Read Me A Story, Stella, is reportedly one of 233 books currently suspended for review, Hewitt said, but public criticism against the bans caused the process to be halted. Many of the books have been moved to the adult section, while others are yet to be publicly available.
The children’s book, aimed towards children aged five and below, tells the story of character Stella and her brother Sam who learn about the excitement of reading. It is reportedly currently in the adult section of the library.
“We wanted to be proactive and allow our library staff to look at our collection and make decisions about moving material to an older age group and not have someone from outside dictating that for us,” Hewitt said.
“We understand and appreciate our community and the needs of our collection to reflect our community,” she continued. “We were never eliminating any book.
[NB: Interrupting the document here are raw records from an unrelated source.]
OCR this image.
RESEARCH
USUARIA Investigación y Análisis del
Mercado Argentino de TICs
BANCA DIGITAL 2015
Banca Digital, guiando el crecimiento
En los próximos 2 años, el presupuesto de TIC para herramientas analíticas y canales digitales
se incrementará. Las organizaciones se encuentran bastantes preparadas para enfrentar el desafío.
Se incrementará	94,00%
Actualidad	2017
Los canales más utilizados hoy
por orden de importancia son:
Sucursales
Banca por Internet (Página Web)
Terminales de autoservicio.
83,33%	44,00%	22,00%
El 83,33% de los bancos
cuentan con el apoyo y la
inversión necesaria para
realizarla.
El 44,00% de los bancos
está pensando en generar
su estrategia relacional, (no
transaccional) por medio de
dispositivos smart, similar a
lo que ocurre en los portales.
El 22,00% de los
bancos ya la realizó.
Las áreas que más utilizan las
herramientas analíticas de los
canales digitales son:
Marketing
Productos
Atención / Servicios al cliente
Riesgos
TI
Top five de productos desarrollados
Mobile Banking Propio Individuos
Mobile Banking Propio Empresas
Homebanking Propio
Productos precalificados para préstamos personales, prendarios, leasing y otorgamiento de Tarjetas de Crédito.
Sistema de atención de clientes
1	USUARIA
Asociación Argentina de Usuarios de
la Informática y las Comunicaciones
We were just looking at it as a whole.”
‘If you’re mad, what we need to do is to come check these books out’
Kim-Yohn described the situation as “cosmically ironic” considering it took place during Banned Books Week.
They added that there was no conversation among library staff about whether censoring the books was a good idea.
“The decision had been made,” they said. “There was no debate. There was no conversation., This is what was happening.
“Why are we just unilaterally moving all of this before anyone’s even complained about these books yet?”
After the decision was made, Kim-Yohn said library officials refused to participate because it violated their professional and personal ethics. Following the incident, they hope it can encourage the public to visit libraries more often.
“If you’re mad, what we need to do is to come check these books out, come to story times, put in purchase requests for books that you want to see, they continued. “We need you to keep supporting the library.”